Thanks for sharing the article Kent.

WWW



To: Kent Rattey who wrote (1247)10/12/1999 1:37:00 PM
From: pat mudge  Read Replies (1) | Respond to of 24042
 
From Telecom 99 in Geneva:

The Charge of the Light Brigade
Optical vendors strut their high-speed stuff at Telecom 99
David Newman, Data Communications

Optical networking is likely to bring about the next big revolution in telecom technology. It promises to boost the bandwidths that can be carried over fiber by orders of magnitude at the same time as slashing carriers' costs.

The real benefits of this technology probably won't kick in for another year or so, but plenty of vendors are showcasing their developments at Telecom 99, enabling visitors to see what's coming down the pipe.

Those developments include optical transmission systems operating at record speeds and all-optical add-drop muxes that eliminate the need for a lot of expensive Sonet/SDH gear in carrier nets.
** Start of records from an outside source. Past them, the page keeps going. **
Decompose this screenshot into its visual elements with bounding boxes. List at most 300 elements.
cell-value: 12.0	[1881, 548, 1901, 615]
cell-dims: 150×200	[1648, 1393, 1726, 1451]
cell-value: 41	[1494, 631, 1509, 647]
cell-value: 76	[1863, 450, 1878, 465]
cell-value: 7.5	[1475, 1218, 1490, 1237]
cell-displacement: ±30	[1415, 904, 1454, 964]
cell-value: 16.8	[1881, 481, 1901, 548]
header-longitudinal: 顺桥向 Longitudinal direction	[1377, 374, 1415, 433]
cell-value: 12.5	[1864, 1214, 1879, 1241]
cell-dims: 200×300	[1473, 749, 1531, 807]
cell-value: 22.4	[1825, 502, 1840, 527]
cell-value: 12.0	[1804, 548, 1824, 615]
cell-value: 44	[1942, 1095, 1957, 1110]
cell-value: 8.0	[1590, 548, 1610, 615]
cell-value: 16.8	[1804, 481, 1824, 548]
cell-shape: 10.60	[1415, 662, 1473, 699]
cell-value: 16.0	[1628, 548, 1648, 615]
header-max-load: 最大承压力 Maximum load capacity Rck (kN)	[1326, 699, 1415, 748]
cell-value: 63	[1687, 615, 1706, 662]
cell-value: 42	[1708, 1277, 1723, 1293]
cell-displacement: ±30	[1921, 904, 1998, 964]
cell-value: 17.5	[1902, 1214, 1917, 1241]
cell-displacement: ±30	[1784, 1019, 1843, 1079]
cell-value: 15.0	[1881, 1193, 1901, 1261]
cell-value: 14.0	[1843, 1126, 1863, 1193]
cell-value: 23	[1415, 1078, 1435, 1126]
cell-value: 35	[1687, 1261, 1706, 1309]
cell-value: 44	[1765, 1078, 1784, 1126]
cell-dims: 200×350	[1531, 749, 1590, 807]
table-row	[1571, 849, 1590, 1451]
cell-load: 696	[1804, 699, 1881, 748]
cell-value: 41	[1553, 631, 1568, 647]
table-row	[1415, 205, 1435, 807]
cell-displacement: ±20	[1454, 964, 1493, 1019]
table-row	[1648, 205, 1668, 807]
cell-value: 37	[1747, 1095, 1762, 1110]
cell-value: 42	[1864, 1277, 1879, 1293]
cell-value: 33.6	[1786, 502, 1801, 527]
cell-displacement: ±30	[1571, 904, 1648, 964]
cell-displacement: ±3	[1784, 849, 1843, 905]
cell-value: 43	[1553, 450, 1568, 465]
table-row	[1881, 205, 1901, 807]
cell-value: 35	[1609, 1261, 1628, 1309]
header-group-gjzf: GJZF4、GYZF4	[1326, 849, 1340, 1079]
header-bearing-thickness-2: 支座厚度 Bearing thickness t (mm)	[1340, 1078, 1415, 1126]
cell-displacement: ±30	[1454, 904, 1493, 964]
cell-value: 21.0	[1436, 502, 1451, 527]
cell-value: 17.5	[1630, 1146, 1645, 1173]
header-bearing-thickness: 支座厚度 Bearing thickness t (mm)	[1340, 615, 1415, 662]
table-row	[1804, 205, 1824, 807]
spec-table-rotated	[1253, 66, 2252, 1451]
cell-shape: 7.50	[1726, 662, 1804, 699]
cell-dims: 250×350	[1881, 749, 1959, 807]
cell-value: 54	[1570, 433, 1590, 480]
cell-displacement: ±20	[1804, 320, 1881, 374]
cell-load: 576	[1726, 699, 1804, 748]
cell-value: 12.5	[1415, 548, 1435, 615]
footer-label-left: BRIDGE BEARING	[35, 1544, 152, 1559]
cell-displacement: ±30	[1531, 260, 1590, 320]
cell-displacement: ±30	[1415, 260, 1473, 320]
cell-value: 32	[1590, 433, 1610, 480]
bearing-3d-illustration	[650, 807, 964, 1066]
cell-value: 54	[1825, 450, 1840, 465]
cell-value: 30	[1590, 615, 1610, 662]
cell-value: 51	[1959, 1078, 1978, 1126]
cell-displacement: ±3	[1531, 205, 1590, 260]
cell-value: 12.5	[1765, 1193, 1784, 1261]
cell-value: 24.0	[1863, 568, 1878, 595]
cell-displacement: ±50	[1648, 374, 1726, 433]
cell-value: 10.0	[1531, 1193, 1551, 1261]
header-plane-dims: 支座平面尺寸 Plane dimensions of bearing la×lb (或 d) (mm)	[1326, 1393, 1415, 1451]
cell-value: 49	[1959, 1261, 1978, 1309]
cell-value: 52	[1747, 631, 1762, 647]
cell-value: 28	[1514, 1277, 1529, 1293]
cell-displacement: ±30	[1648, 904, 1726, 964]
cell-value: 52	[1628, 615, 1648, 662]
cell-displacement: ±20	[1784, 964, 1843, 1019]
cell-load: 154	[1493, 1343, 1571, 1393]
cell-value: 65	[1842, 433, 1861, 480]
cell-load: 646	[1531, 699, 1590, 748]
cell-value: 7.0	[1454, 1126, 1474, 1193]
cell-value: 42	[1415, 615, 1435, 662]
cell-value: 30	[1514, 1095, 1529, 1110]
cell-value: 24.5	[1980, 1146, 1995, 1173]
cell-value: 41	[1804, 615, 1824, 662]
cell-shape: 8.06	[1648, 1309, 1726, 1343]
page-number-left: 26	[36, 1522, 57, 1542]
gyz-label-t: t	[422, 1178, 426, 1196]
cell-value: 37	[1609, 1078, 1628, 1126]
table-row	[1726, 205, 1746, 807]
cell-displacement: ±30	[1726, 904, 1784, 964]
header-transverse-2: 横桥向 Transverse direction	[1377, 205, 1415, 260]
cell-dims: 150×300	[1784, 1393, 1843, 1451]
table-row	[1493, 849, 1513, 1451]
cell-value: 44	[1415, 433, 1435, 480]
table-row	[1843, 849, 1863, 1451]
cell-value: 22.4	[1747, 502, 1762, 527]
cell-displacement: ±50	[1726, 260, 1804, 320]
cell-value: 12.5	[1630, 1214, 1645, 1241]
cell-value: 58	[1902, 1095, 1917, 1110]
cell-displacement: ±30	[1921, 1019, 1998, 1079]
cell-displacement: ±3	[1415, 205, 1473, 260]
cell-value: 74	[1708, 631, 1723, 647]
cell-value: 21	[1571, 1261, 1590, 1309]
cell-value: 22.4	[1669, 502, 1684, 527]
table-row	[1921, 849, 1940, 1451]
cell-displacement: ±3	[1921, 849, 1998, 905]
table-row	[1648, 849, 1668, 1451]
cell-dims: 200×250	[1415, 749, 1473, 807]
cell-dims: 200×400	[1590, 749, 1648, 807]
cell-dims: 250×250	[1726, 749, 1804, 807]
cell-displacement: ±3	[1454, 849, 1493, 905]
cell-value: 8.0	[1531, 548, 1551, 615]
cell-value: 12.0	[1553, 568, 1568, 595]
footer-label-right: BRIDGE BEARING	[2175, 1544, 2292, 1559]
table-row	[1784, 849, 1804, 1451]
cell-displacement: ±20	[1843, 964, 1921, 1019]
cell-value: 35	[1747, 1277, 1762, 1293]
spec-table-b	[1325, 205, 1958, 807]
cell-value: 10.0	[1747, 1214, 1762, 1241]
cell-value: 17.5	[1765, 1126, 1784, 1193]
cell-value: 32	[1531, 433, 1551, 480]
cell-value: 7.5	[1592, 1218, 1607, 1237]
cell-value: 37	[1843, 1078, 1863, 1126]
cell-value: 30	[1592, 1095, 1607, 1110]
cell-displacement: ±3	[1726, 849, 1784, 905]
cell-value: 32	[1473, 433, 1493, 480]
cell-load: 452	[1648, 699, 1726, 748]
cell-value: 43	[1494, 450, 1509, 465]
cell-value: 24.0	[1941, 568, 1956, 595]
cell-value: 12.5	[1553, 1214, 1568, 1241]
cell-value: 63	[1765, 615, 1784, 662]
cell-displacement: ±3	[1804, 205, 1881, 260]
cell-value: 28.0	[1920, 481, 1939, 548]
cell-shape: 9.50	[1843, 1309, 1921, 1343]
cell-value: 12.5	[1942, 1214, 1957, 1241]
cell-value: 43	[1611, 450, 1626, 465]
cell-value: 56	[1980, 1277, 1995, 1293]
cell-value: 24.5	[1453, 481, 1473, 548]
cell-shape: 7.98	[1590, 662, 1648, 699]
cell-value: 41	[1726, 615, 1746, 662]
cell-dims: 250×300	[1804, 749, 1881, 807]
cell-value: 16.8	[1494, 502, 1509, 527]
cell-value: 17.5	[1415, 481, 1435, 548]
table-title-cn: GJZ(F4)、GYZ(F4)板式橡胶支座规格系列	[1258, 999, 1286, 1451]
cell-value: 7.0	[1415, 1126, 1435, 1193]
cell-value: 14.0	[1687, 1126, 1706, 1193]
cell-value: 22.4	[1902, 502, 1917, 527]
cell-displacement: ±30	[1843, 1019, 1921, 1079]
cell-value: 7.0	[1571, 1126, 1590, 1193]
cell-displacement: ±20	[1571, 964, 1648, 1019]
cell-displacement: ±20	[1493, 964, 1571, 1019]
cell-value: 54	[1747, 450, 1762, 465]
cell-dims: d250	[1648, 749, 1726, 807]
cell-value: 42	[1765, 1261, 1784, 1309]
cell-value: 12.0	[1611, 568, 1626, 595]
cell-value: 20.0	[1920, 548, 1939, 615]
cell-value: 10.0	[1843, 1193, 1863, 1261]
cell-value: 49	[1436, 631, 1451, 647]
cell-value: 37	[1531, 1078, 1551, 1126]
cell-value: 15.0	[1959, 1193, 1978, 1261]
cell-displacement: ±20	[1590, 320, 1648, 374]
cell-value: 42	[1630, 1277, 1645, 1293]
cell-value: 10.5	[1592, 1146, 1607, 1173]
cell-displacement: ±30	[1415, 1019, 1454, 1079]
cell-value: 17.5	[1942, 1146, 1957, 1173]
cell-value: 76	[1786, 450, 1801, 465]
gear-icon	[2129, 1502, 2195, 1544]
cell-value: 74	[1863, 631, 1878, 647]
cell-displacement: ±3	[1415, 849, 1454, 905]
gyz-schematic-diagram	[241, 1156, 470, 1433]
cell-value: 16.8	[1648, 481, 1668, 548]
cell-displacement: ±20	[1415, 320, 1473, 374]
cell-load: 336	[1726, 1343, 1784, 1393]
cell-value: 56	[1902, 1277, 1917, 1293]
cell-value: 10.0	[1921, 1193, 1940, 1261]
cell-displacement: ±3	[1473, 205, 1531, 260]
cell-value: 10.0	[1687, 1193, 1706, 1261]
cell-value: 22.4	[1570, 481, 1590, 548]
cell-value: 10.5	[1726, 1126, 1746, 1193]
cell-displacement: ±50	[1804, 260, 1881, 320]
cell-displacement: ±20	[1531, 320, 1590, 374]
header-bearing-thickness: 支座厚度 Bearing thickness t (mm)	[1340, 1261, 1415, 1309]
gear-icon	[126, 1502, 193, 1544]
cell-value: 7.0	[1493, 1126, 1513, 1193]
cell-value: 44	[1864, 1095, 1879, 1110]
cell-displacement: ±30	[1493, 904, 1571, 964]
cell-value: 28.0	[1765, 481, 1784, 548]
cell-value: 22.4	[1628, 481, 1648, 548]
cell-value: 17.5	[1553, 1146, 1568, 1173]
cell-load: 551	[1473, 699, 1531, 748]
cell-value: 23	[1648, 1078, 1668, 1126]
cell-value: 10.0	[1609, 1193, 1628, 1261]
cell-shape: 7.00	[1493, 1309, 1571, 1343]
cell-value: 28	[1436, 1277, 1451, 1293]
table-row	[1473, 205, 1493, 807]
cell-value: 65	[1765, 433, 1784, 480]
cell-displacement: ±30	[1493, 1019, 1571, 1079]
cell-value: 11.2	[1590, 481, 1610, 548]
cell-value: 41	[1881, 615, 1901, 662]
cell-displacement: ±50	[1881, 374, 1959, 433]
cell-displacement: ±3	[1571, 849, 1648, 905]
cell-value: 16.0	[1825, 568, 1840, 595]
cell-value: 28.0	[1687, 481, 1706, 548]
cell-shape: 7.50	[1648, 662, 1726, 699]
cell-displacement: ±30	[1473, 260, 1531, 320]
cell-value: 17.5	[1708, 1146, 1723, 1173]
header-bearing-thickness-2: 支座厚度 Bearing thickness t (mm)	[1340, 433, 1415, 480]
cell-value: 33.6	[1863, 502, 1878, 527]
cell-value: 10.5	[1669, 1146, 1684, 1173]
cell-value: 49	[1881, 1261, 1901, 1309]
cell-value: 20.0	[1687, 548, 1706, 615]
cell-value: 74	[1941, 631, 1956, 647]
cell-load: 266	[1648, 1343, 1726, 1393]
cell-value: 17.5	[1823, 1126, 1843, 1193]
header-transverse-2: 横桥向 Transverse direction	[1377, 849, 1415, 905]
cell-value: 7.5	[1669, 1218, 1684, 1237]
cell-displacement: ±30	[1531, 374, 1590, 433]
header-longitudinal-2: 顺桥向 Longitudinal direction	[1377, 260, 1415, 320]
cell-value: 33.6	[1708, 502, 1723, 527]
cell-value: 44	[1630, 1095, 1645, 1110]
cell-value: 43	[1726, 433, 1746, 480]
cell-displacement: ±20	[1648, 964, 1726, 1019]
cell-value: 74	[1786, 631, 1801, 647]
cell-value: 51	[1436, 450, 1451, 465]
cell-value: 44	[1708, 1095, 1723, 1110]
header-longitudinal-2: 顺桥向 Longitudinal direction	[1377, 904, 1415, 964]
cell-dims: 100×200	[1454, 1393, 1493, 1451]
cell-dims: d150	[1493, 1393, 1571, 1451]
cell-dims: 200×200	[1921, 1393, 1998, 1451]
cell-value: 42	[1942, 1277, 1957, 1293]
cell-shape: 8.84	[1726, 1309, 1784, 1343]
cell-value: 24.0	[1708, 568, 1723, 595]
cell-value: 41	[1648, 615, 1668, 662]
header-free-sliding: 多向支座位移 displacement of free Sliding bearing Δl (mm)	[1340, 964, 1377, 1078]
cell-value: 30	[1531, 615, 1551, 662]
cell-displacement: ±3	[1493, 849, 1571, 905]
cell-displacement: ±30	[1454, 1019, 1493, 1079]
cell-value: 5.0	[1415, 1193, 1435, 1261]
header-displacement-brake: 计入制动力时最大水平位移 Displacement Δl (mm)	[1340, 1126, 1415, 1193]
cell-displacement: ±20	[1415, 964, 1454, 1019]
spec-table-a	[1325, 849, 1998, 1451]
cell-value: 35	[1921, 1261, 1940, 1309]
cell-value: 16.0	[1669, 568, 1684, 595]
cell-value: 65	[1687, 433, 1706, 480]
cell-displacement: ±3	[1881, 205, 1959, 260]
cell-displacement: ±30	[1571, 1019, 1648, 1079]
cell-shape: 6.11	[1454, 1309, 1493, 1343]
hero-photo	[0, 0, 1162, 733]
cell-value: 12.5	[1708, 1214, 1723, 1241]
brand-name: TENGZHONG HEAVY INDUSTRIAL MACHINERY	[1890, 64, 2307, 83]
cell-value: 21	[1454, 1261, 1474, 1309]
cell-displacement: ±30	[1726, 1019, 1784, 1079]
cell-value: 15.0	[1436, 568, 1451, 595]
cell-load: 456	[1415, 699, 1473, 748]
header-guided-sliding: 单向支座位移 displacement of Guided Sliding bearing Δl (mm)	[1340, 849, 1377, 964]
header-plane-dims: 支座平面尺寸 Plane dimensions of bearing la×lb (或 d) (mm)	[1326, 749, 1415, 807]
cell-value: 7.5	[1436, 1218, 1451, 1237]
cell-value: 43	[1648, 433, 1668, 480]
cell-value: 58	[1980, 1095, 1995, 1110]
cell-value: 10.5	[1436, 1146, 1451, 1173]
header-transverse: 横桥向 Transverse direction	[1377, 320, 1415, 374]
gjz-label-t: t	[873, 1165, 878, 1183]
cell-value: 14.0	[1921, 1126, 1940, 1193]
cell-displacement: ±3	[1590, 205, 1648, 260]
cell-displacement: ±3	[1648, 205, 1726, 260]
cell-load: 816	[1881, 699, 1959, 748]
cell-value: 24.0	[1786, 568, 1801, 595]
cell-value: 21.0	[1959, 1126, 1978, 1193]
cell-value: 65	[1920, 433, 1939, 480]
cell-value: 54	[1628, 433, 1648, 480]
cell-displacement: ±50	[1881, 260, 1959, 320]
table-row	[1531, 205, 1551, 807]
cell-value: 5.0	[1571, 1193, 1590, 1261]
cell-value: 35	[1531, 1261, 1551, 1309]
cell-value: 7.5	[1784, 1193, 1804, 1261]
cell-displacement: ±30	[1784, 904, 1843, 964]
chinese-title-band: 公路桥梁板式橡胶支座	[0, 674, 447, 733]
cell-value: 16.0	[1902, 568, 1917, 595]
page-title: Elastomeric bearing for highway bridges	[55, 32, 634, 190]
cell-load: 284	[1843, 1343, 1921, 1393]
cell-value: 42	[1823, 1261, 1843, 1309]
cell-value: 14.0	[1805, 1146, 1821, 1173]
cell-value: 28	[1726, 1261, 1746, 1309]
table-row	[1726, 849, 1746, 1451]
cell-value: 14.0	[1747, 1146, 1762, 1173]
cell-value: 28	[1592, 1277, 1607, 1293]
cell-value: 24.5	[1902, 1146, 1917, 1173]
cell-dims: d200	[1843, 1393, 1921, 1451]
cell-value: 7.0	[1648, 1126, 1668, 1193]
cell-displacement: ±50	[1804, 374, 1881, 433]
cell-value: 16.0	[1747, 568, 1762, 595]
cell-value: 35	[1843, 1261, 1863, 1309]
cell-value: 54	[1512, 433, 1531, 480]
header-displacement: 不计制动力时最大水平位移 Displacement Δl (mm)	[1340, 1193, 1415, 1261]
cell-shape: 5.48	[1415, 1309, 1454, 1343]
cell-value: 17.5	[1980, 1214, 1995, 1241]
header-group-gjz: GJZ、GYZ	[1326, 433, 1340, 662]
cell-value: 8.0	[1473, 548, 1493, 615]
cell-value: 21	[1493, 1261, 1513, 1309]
They also include tunable lasers that cut costs and avoid interoperability problems, and ways of extending optical nets into data centers.

The speed record for optical transmission systems - 80 Gigabit/s over a single wavelength - was claimed by Nortel Networks (Brampton, Ontario), at a press conference yesterday at Telecom 99. To put that transmission rate into perspective, today's fastest systems handle 10 Gb/s. Two other vendors, Lucent Technologies (Murray Hill, N.J.) and Pirelli Cavi e Sistemi SpA (Milan), are demonstrating 40 Gigabit/s transmission systems.

Dense wavelength-division multiplexing developments boost the bandwidths that can be carried over a single strand of fiber. Nortel's Optera gear can handle 80 wavelengths, each carrying 80 Gigabit/s, or a cool 6.4 Terabit/s a second, according to the vendor. Eventually, it'll be able to do this over distances to 480 kilometers. Bear in mind, however, that this gear isn't expected to ship until some time in 2001.